Private pensions come in two varieties: Traditional pensions, in which the employer provides a "defined benefit" to the retiring employee. (The number of such plans has been shrinking.) And "defined contribution" pensions, such as 401(k)s for business and 403(b)s for nonprofits. (These have been growing in number.)
Under a defined-benefit plan, the employer takes and manages the investment risk. Because of the weak stock market and low interest rates, that corporate burden worsened in 2002. A study by Wilshire Associates finds that pension assets for firms in the Standard & Poor's 500 index dropped $106 billion to $892 billion in 2002. In the same year, their pension liabilities rose $105 billion to $1.07 trillion. Nearly 9 of 10 plans are underfunded.

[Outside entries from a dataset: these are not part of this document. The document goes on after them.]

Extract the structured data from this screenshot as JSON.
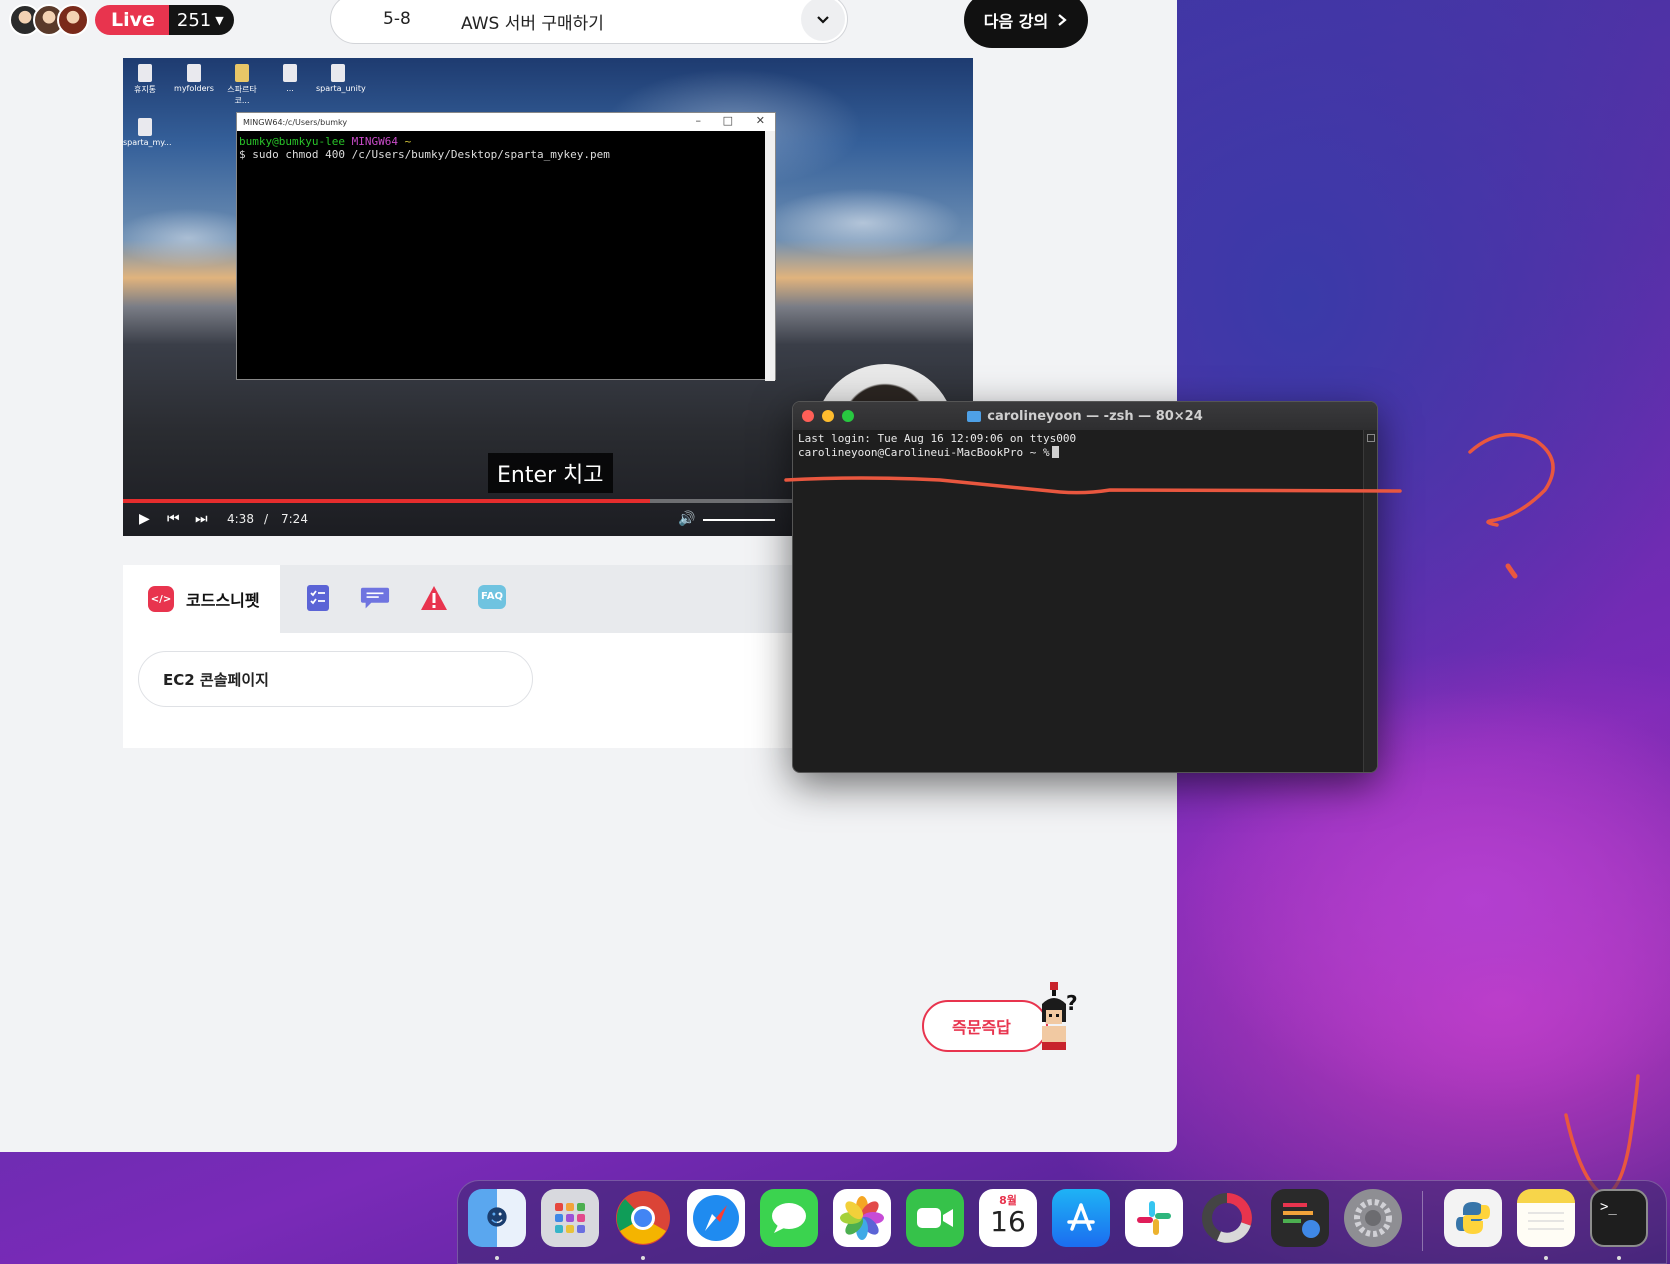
{
  "header": {
    "live_label": "Live",
    "viewer_count": "251",
    "lecture_number": "5-8",
    "lecture_title": "AWS 서버 구매하기",
    "next_button_label": "다음 강의"
  },
  "video": {
    "desktop_icons": [
      "휴지통",
      "myfolders",
      "스파르타코...",
      "...",
      "sparta_unity",
      "sparta_my..."
    ],
    "mingw_title": "MINGW64:/c/Users/bumky",
    "mingw_prompt_user": "bumky@bumkyu-lee",
    "mingw_prompt_env": "MINGW64",
    "mingw_prompt_dir": "~",
    "mingw_command": "$ sudo chmod 400 /c/Users/bumky/Desktop/sparta_mykey.pem",
    "subtitle": "Enter 치고",
    "current_time": "4:38",
    "time_separator": "/",
    "duration": "7:24",
    "progress_fraction": 0.62
  },
  "tabs": {
    "active_label": "코드스니펫",
    "icons": [
      "code-snippet-icon",
      "checklist-icon",
      "chat-icon",
      "warning-icon",
      "faq-icon"
    ],
    "faq_label": "FAQ",
    "snippet_button": "EC2 콘솔페이지"
  },
  "qna_button": "즉문즉답",
  "terminal": {
    "title": "carolineyoon — -zsh — 80×24",
    "line1": "Last login: Tue Aug 16 12:09:06 on ttys000",
    "line2": "carolineyoon@Carolineui-MacBookPro ~ %"
  },
  "dock": {
    "apps": [
      "finder-icon",
      "launchpad-icon",
      "chrome-icon",
      "safari-icon",
      "messages-icon",
      "photos-icon",
      "facetime-icon",
      "calendar-icon",
      "app-store-icon",
      "slack-icon",
      "istat-icon",
      "color-ui-icon",
      "system-settings-icon",
      "python-launcher-icon",
      "notes-icon",
      "terminal-icon"
    ],
    "calendar_month": "8월",
    "calendar_day": "16"
  },
  "colors": {
    "accent_red": "#e8344e",
    "annotation_red": "#e9573f"
  }
}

Company contributions to their plans almost quadrupled in 2002 to $41 billion from $12 billion in 2001. During the stock-market boom of the 1990s, most plans were overfunded.
Another new study, by FTI Consulting, calculates that of the 354 companies among the S&P 500 with defined-benefit plans, 215 will have to make additional contributions exceeding $36 billion this year to comply with the law. FTI Consulting, of Annapolis, Md., figures these contributions are for most companies "relatively manageable."

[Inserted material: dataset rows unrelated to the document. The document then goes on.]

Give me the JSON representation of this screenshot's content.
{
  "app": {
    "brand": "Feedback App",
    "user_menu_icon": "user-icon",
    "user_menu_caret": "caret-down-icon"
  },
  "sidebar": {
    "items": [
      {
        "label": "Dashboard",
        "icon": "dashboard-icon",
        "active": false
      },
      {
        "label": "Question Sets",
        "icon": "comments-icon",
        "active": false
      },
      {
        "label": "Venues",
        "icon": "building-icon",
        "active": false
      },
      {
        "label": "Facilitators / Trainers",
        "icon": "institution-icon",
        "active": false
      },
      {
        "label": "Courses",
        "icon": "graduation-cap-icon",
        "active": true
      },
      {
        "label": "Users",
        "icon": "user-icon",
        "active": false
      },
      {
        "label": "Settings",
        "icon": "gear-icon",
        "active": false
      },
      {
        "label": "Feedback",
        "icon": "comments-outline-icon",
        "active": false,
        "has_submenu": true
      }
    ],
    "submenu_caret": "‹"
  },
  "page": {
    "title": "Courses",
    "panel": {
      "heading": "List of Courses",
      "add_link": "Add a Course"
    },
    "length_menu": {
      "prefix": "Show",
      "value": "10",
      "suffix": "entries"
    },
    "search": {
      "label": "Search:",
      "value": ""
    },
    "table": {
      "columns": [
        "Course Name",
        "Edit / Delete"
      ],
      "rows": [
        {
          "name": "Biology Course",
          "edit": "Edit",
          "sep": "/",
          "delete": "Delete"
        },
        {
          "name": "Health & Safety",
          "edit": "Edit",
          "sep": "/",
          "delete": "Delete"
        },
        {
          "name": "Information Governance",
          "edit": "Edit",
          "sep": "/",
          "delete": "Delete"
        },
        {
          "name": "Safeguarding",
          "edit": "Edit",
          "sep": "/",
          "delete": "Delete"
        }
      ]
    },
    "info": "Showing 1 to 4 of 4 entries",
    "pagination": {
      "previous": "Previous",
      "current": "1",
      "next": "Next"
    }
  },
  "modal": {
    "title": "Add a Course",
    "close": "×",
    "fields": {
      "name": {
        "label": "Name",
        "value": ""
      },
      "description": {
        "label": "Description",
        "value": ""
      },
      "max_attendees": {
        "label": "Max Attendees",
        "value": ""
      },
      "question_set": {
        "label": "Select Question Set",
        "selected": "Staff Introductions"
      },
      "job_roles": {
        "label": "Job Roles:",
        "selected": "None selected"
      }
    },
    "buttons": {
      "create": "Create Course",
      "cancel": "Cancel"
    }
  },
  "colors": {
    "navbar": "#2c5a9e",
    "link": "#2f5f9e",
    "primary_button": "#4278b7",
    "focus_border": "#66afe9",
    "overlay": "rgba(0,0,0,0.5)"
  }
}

Nonetheless, they reduce profits and capital available for company projects.
Business has been pressing Congress to ease the burden by changing the law governing how pension plans calculate their obligations. Instead of reckoning the future return of their assets on the basis of the 30-year Treasury bond rate, companies would be allowed to use the higher rate of long-term corporate bonds.
David Certner, director of federal affairs for AARP, an organization with millions of older people as members, doesn't mind such a change if it is confined to calculating needed contributions to a pension plan. But he terms the change "outrageous" if used to reckon the value of lump-sum pension payments to workers leaving a firm. That's because a 2 percentage point increase shrinks a $100,000 lump sum by $25,000.
The interest-rate change is part of a much broader pension bill proposed by Reps. Rob Portman (R) of Ohio and Ben Cardin (D) of Maryland. Other provisions would cost $100 billion over 10 years in lost federal revenues. It has been taken back for revisions to reduce the cost. A revised bill could pass the House this summer, Mr. Certner says.
To shrink pension costs in this economic slowdown, some companies have suspended their matching contributions to their employees' 401(k) plans. A forthcoming study by Ms. Munnell's think tank lists 15 big firms doing so.
That will diminish the assets available upon retirement and discourage some employees from participating in the plans. As it is, 401(k)-type plans are already much riskier for employees. Employees must choose whether to participate, where and how much to invest, how to reallocate the funds into more stable investments as they age, what to do with the funds in a plan should they change jobs, and how to allocate the funds when they retire.
Munnell says many, if not most, individuals are making mistakes. Some 25 percent of employees on average don't join the plans. Only 10 percent set aside in their 401(k) plan the maximum amount allowed under the law. Many invest too much in their own firm's stock or do not diversify their investments in other ways. Relatively few rebalance their portfolios to include more conservative investments in more senior years.
Just as everyone need not learn carpentry to build their own homes, not everyone should have to learn investing to manage their own retirement plans, Munnel argues. She would like the law changed so companies could automatically carry out key investment decisions for employees - unless they opt out of any of these decisions at any time. For instance, new employees would be automatically enrolled in a 401(k) plan at a level to take full advantage of the employer's matching contribution.
"People should take a close look at what they have" in the way of retirement money, says Christian Heller, a retirement specialist at the Economic Policy Institute in Washington. "If all these trends are combined, it doesn't look good for current workers." A third of working households, he calculates, will have inadequate pension funds for a basic standard of living on retirement.